Шрифт:
Интервал:
Закладка:
Изуру? Какое… обыкновенное имя для демона. Макото ожидал чего-то громогласного, пугающего или хотя бы торжественного, а огромного демона звали так же, как и знакомого каппу из пруда возле деревни. Хотя, возможно, будь Изуру в своём демоническом обличье, а не в теле тонкокостного юнца, обливающегося саке, подобное сравнение Макото бы и в голову не пришло.
– И соскреби уже эти татуировки со своей спины, – тем временем продолжал приставать к Ханзо Изуру. – Какой толк носить рога, если не можешь пользоваться всей своей мощью? Ещё и маску нацепил – думаешь, с ней ты похож на нормального демона? Смех один!
Ханзо поправил маску и отвернулся. Макото отлично понимал, зачем он её носит. По той же причине ещё недавно он сам носил повязку, пряча от кицунэ карий человеческий глаз. Так он чувствовал себя в безопасности, так на него смотрели как на равного, так он не чувствовал себя обнажённым. Ханзо просто не знал, кто он без этой маски, сросся с ней так же крепко, как и Макото со своей повязкой. Настолько, что вырвать её можно было только с корнем, или – как в случае Макото – с глазом.
– Вы всегда такие молчаливые? Такое ощущение, что и не выбирался из клетки. Монахи и те больше болтали, – заворчал Изуру, доедая курицу.
– Прости, но болтливая часть команды сейчас при смерти, – цыкнул Макото.
– Оно и понятно, с такими «весельчаками», как вы, только сдохнуть и остаётся.
Он облизал блестящие от жира пальцы и залпом допил остатки саке. Громко рыгнул и ослабил пояс хакама. Сацуки бросила на него быстрый взгляд и отодвинулась.

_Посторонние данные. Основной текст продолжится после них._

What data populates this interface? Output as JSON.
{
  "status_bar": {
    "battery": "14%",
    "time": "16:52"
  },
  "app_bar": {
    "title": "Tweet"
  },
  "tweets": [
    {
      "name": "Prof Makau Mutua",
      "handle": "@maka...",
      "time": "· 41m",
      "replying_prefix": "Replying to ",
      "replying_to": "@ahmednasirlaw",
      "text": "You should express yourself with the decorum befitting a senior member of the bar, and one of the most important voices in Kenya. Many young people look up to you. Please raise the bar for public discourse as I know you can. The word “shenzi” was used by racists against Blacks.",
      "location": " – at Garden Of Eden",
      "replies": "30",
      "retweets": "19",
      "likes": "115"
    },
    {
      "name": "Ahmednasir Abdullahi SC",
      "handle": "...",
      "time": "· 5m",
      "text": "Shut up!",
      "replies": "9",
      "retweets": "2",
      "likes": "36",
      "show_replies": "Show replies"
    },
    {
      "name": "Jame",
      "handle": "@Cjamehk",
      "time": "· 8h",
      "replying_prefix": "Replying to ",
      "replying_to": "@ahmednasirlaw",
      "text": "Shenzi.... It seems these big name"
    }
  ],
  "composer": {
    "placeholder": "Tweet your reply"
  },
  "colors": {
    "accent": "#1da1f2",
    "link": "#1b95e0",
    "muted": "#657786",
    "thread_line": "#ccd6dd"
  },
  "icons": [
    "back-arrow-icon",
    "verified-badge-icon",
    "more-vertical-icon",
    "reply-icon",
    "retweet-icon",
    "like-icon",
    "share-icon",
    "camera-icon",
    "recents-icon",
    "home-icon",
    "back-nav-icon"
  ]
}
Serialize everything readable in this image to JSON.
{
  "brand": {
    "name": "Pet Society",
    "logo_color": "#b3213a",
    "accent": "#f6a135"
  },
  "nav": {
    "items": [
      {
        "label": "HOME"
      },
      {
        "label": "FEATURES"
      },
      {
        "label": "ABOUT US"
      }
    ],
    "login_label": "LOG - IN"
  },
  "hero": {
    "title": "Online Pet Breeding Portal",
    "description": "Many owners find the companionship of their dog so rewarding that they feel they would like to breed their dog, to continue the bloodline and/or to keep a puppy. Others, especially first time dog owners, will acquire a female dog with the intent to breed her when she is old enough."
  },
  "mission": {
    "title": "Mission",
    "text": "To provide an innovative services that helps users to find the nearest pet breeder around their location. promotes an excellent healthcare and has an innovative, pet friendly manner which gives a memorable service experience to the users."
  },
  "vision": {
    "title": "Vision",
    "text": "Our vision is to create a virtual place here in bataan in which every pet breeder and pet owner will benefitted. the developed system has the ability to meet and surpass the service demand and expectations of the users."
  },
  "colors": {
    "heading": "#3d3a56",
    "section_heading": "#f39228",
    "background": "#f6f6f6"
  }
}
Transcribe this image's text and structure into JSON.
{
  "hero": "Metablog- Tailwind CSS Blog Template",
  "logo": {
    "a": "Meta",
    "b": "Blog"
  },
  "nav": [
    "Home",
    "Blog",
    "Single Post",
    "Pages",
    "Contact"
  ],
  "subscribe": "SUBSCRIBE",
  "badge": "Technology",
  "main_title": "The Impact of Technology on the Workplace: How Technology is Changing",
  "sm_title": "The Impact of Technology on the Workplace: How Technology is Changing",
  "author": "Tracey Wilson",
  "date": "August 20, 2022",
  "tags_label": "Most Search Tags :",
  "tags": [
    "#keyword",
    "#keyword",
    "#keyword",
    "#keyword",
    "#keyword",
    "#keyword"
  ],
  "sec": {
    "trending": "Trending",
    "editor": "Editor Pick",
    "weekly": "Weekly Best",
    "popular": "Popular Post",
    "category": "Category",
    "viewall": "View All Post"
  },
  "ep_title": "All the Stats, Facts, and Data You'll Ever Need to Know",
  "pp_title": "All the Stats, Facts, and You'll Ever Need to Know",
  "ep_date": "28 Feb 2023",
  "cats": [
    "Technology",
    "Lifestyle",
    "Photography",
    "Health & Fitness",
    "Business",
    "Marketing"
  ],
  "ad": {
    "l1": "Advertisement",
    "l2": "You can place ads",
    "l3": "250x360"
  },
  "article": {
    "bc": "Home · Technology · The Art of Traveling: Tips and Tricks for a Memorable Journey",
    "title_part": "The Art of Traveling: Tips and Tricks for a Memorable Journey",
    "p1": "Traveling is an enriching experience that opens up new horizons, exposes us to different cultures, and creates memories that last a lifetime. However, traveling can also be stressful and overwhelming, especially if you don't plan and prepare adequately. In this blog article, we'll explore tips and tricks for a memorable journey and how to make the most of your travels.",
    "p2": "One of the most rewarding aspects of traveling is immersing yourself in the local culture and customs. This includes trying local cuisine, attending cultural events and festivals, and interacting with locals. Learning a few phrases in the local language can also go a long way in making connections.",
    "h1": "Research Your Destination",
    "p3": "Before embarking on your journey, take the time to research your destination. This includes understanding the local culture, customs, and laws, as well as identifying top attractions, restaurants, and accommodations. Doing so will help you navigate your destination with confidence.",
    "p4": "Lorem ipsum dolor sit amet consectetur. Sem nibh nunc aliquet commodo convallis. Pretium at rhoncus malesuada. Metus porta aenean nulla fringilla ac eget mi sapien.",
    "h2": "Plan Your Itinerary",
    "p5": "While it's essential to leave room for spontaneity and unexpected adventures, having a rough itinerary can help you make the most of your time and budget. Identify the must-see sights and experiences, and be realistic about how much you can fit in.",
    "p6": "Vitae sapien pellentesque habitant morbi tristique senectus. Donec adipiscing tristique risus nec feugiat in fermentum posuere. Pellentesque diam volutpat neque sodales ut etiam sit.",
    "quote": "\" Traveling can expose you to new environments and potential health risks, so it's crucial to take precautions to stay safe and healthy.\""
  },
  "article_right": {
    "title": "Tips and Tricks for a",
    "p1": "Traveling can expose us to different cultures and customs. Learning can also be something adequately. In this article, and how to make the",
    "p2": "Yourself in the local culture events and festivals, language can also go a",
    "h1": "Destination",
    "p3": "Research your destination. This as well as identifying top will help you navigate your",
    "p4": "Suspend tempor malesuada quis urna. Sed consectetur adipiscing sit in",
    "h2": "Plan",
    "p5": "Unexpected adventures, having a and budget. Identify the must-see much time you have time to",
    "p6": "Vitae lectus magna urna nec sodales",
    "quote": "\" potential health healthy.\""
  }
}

– А ты чего морщишь носик, принцесса? – хохотнул Изуру. – Я твою симпатичную головку спас от лап братишки. Считай, сделал тебя императрицей, можешь меня и отблагодарить на досуге, а не нос воротить. – Он наклонился к ней, но наткнулся грудью на остриё копья – Ханзо в мгновение ока оказался между ними. Удивлённо взглянув на копьё, а потом на Ханзо, Изуру громогласно расхохотался. – Даже не старайся, малец, пока на твоей спине монашьи писюльки, я расплющу тебя даже своим хреном!
Ханзо не шелохнулся.
– Попробуй, демон.
– Эй, я же просил! Или думаешь, что, называя меня так, сам становишься чище? Напомнить, кто трахал твою мамашу? Она и сама была не лучше. Я помню, как воняла эта похотливая шлюха…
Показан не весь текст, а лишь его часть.